小中の理科「選択」を廃止 ゆとり教育見直しで

http://headlines.yahoo.co.jp/hl?a=20070914-00000953-san-soci
 
指導要領を見直して学習内容を増やす、と息巻いているようですが、選択項目を廃止してすべて必修にしたら、その時点で1割程度は学習内容が増えるわけで、新しい項目を追加する余地はそれほど多くはないはずです。
でもって、

 削りすぎた学習内容も復活。現在は中学で学んでいる「太陽と月」は小学で学ばせる。「遺伝の規則性」「電力量」「力の合成と分解」などは高校から中学に戻す。

とありますが、月は中学校では習わないはずです。

中学校学習指導要領(平成10年12月14日文部省告示第176号)
【第2章 各教科/第4節 理科/第2 各分野の目標及び内容/〔第2分野〕/2 内容】
(6) 地球と宇宙
 身近な天体の観察を通して,地球の運動について考察させるとともに,太陽の特徴及び太陽系についての認識を深める。
ア 天体の動きと地球の自転・公転
(ア) 天体の日周運動の観察を行い,その観察記録を地球の自転と関連付けてとらえること。
(イ) 四季の星座の移り変わり,季節による昼夜の長さ,太陽高度の変化などの観察を行い,その観察記録を地球の公転や地軸の傾きと関連付けてとらえること。
イ 太陽系と惑星
(ア) 太陽,恒星,惑星とその動きの観察を行い,その観察記録や資料に基づいて,太陽の特徴を見いだし,恒星と惑星の特徴を理解するとともに,惑星の公転と関連付けて太陽系の構造をとらえること。

しばらく前(id:ameni:20060504#1146674238)に、天文分野の学習内容の変遷みたいなものについて書きましたが、現行課程ではむしろ月は、小学校での学習内容です。
中学校では、日周運動・年周運動・惑星・恒星・銀河系を扱いますから、衛星である月は(月の満ち欠けは日周運動でも年周運動でもない)全く扱われないことになります。
教科書を数冊見てみましたが、発展項目で触れられている程度でした。
一方、小学校では、3年生で太陽の日周運動、4年生で月を扱います。

小学校学習指導要領(平成10年12月14日文部省告示第175号)
【第2章 各教科/第4節 理科/第2 各学年の目標及び内容/〔第4学年〕/2 内容】
C 地球と宇宙
(1) 月や星を観察し,月の位置と星の明るさや色及び位置を調べ,月や星の特徴や動きについての考えをもつようにする。
 ア 月は絶えず動いていること。
 イ 空には,明るさや色の違う星があること。
 ウ 星の集まりは,1日のうちでも時刻によって,並び方は変わらないが,位置が変わること。
【3 内容の取扱い】
(4) 内容の「C地球と宇宙」の(1)については,次のとおり取り扱うものとする。
 ア 月の動きについては,三日月や満月などの中から二つの月の形を扱うこと。
 イ ウの「星の集まり」については,二つ又は三つの星座を扱うこと。

というわけで、ヤフー産経の『現在は中学で学んでいる「太陽と月」は小学で学ばせる。

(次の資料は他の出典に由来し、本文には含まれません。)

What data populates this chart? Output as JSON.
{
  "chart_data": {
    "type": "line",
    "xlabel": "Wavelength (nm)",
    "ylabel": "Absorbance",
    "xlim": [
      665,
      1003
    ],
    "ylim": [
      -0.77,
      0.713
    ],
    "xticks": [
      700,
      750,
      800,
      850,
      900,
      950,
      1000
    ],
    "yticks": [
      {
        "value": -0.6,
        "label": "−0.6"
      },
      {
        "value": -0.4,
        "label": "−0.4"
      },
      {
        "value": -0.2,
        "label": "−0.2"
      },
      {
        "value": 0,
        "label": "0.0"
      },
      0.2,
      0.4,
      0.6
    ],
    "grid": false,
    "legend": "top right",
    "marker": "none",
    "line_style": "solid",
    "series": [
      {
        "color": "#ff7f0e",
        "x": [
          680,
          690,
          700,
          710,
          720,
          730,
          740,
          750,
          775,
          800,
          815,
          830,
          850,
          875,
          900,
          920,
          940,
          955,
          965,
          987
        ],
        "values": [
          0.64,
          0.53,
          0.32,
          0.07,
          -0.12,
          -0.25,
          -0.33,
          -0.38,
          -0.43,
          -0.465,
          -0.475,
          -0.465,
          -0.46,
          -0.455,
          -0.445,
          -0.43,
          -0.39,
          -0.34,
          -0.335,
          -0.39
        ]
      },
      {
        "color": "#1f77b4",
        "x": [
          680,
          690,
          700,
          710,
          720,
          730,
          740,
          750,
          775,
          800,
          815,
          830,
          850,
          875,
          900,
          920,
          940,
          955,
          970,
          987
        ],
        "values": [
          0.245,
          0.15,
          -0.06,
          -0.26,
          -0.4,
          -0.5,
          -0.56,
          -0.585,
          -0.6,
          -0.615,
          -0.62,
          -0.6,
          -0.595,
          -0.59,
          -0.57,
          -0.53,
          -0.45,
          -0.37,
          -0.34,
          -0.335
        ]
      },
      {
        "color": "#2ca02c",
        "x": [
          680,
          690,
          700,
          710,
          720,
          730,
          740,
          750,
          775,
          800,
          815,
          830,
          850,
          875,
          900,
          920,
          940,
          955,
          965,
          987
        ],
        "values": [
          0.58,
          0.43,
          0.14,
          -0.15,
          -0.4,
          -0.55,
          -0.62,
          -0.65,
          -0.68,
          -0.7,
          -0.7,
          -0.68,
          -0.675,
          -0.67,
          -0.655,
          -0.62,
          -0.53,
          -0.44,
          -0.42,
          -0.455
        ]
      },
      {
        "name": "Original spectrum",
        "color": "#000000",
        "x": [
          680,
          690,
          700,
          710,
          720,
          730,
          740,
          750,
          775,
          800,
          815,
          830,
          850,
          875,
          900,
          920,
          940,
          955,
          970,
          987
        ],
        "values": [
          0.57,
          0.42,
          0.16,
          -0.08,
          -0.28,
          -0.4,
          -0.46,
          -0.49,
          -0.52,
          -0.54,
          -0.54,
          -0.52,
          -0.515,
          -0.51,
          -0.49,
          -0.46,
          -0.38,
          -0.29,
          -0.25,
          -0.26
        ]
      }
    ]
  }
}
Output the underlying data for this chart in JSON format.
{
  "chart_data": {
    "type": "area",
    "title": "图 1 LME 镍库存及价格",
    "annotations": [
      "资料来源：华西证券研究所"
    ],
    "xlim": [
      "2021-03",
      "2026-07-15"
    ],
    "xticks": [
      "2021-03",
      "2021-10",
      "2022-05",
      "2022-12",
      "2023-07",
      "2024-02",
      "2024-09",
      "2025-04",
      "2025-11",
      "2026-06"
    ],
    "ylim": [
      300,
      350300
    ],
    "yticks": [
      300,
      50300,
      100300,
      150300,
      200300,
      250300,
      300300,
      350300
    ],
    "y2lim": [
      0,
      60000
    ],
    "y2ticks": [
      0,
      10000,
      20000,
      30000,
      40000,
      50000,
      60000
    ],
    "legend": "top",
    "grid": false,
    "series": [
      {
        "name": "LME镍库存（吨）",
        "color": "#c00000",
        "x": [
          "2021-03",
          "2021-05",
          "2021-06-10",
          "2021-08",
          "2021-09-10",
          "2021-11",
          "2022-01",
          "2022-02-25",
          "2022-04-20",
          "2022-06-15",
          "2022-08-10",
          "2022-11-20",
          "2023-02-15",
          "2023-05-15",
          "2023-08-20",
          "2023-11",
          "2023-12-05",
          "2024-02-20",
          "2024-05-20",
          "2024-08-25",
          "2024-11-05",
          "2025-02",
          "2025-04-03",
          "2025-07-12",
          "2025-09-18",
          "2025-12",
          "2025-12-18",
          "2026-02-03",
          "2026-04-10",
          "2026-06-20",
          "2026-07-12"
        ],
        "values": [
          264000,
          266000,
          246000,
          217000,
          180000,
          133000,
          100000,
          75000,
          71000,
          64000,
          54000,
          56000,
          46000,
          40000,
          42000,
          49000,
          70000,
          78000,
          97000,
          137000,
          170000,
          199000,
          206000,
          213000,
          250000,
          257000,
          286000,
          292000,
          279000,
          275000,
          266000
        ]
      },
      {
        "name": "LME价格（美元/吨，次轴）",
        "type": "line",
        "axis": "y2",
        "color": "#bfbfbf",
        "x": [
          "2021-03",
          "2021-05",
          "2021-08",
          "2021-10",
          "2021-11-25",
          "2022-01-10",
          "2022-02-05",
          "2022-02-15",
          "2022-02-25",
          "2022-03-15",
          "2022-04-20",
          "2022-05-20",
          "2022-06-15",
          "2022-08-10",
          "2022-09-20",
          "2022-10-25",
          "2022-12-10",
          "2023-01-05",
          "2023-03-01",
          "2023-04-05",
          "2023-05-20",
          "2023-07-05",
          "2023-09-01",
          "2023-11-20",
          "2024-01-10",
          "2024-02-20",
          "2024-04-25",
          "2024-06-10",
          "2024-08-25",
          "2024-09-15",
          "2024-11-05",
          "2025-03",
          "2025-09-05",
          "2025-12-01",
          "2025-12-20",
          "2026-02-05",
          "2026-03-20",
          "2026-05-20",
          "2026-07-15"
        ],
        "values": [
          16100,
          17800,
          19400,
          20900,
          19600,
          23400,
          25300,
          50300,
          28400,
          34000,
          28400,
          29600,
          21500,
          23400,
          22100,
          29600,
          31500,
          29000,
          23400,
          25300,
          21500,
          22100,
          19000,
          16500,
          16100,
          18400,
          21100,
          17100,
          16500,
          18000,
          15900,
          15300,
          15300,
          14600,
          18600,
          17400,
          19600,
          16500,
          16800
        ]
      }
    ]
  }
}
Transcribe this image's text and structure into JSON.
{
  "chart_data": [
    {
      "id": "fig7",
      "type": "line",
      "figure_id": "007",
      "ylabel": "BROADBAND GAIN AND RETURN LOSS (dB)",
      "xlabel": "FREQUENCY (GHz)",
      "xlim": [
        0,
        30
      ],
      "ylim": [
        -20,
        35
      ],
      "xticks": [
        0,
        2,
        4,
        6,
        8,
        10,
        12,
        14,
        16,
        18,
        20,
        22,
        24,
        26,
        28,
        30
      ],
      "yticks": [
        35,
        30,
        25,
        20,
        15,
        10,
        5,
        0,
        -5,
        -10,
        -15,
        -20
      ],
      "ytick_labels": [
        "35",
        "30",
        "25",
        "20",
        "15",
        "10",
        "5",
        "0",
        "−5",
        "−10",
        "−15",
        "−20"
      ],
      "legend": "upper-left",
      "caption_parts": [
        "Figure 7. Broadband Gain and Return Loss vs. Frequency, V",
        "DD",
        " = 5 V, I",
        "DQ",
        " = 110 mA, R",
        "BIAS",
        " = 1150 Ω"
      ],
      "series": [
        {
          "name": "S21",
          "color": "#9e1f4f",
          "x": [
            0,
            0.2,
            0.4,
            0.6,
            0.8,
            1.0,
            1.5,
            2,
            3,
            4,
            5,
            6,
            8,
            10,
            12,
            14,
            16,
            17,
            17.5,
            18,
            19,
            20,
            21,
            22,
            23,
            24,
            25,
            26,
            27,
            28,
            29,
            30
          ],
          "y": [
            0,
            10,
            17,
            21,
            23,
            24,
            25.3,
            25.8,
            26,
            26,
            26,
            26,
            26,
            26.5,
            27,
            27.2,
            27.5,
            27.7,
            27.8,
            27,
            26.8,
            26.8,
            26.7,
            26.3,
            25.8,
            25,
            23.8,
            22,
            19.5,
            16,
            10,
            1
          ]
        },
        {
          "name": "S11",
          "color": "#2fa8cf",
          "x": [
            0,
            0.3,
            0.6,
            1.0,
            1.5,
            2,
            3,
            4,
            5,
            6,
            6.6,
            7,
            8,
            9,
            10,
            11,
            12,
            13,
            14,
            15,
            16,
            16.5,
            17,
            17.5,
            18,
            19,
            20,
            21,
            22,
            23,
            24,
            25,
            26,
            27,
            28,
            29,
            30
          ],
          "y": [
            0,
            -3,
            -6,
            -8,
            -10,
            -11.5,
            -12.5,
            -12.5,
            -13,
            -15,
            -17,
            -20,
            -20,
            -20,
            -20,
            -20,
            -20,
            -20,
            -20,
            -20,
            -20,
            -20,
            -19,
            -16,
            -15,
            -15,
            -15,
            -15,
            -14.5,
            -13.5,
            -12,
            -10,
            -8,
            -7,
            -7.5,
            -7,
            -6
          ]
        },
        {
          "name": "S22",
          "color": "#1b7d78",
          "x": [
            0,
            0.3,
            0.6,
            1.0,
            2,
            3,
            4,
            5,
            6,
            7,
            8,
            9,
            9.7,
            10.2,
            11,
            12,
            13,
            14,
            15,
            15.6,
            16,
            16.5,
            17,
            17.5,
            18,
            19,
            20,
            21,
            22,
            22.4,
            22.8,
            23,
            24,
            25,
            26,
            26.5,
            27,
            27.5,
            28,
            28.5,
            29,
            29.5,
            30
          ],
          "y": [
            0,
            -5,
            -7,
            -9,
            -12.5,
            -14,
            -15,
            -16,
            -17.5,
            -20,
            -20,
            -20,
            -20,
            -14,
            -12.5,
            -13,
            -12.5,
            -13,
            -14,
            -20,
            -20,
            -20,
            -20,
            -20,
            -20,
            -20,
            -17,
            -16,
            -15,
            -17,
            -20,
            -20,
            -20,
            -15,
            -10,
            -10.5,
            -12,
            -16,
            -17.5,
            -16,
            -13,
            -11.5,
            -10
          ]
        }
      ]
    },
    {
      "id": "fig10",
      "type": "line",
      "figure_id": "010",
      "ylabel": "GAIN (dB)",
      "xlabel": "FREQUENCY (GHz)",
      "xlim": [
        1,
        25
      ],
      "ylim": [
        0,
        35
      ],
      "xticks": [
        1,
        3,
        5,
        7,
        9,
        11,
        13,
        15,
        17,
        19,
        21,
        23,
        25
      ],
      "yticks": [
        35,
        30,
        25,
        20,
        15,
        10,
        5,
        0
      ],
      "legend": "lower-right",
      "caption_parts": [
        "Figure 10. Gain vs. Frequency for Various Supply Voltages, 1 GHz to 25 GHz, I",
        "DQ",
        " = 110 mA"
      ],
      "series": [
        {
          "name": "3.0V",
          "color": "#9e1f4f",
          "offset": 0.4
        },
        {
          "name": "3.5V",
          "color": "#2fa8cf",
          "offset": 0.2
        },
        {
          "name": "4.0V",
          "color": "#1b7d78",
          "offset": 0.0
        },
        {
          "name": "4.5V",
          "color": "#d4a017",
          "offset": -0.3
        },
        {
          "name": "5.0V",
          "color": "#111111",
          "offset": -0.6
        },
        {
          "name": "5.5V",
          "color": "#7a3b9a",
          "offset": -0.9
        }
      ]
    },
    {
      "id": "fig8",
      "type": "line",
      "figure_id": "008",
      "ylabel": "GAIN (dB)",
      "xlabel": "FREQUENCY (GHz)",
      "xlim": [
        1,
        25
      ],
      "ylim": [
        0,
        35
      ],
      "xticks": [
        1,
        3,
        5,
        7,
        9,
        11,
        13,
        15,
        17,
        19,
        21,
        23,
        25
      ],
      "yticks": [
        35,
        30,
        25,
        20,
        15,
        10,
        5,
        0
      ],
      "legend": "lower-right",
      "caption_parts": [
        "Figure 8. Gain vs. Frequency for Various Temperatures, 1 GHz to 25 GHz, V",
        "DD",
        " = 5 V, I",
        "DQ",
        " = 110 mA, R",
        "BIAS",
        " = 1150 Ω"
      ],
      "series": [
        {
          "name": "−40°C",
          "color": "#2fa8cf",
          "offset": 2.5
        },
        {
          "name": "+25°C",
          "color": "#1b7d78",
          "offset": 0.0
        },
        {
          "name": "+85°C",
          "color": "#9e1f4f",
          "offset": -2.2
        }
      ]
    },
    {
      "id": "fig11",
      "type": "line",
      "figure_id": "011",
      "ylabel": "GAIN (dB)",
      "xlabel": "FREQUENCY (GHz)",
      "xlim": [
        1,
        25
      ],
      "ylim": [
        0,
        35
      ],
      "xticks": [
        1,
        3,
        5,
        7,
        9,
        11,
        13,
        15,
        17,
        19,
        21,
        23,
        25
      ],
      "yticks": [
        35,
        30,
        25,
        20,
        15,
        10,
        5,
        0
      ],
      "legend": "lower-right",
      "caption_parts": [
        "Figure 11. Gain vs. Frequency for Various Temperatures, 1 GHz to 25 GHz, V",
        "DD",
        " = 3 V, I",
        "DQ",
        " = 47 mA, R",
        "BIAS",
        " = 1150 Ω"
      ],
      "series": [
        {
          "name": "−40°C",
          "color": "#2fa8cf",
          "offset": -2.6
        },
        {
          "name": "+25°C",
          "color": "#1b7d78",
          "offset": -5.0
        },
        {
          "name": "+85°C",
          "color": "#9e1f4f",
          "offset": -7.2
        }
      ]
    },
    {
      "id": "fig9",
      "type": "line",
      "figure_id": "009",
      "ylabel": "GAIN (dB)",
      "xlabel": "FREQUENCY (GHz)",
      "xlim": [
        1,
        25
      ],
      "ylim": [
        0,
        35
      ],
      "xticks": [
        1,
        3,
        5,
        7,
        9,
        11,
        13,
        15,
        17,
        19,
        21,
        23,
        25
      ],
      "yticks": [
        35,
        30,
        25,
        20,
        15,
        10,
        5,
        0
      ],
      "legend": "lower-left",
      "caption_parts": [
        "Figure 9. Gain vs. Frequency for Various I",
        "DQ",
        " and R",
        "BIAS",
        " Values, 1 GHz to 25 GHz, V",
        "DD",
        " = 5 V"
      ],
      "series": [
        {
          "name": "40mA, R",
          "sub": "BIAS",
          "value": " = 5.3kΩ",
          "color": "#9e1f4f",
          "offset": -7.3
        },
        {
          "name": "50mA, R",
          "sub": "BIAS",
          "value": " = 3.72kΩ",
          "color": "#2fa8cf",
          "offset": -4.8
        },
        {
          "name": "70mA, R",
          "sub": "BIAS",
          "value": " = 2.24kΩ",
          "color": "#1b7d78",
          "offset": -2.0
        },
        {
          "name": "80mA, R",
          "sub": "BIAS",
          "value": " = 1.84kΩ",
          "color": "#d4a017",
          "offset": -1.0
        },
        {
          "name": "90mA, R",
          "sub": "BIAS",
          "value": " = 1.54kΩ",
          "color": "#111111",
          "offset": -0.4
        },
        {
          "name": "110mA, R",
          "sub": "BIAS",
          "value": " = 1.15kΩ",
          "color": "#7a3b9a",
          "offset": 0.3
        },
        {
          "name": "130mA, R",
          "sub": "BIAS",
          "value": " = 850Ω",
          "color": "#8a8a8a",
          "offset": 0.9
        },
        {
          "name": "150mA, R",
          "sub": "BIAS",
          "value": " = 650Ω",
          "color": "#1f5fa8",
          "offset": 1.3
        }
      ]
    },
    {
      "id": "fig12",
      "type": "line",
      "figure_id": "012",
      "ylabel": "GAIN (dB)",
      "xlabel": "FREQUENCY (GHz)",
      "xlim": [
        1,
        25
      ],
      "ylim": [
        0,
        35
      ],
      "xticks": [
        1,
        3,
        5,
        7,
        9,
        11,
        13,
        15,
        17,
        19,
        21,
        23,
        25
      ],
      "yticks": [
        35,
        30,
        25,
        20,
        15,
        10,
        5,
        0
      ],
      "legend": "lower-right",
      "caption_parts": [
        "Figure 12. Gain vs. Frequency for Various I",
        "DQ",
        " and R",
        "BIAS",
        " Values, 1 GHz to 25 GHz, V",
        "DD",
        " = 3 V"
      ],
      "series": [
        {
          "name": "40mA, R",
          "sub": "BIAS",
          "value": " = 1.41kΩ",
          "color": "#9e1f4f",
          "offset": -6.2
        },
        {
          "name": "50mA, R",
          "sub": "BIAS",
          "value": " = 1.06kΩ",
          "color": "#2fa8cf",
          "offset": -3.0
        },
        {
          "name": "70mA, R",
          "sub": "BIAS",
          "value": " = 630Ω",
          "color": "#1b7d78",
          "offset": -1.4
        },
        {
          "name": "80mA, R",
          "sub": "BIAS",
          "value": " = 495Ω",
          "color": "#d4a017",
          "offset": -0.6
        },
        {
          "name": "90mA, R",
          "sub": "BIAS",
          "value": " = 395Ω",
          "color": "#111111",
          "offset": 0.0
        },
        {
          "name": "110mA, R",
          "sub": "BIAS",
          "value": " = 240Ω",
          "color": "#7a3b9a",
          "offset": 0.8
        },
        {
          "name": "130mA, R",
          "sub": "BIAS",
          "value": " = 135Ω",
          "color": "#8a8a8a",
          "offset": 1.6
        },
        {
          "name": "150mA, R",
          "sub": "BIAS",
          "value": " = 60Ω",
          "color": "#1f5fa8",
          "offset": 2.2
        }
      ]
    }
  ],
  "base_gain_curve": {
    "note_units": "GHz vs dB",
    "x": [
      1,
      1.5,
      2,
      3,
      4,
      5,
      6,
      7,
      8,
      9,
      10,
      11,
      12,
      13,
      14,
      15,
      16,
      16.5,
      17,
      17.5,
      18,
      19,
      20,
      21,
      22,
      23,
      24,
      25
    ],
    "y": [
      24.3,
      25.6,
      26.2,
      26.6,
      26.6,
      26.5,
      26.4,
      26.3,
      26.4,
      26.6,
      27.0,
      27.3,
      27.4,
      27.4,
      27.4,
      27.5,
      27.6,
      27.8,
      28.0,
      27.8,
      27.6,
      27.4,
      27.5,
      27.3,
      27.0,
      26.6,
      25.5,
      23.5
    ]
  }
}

』という記述はよく意味がわからなかったのですが、まだ文部科学省のサイトでもこの素案はアップされていないようなので、詳細はよくわかりません。

http://www.mext.go.jp/b_menu/shingi/chukyo/chukyo3/siryo/029/07090310/003.htm
では、

(2) 教育内容の改善(基礎的な知識・技能の確実な定着の重視)
(具体例)
(1)国語の美しい表現やリズムを身に付けるといった観点から小学校における易しい古文や漢文の音読や暗唱を重視、漢字指導の充実(国語)
(2)都道府県や世界の主な国々の位置と名称などの確実な習得(社会)
(3)学年間等で反復(スパイラル)する教育課程を構成することによる計算能力などの確実な習得(算数)
(4)エネルギー、粒子、生命、地球などの科学の基本的な見方や概念を柱とした教育内容の充実(理科)

となっていて、これが「都道府県名を暗記させる」「計算力重視」と報道されているわけですが、理科についてもエネルギーの概念が小学校で登場しそうな勢いになっているようです。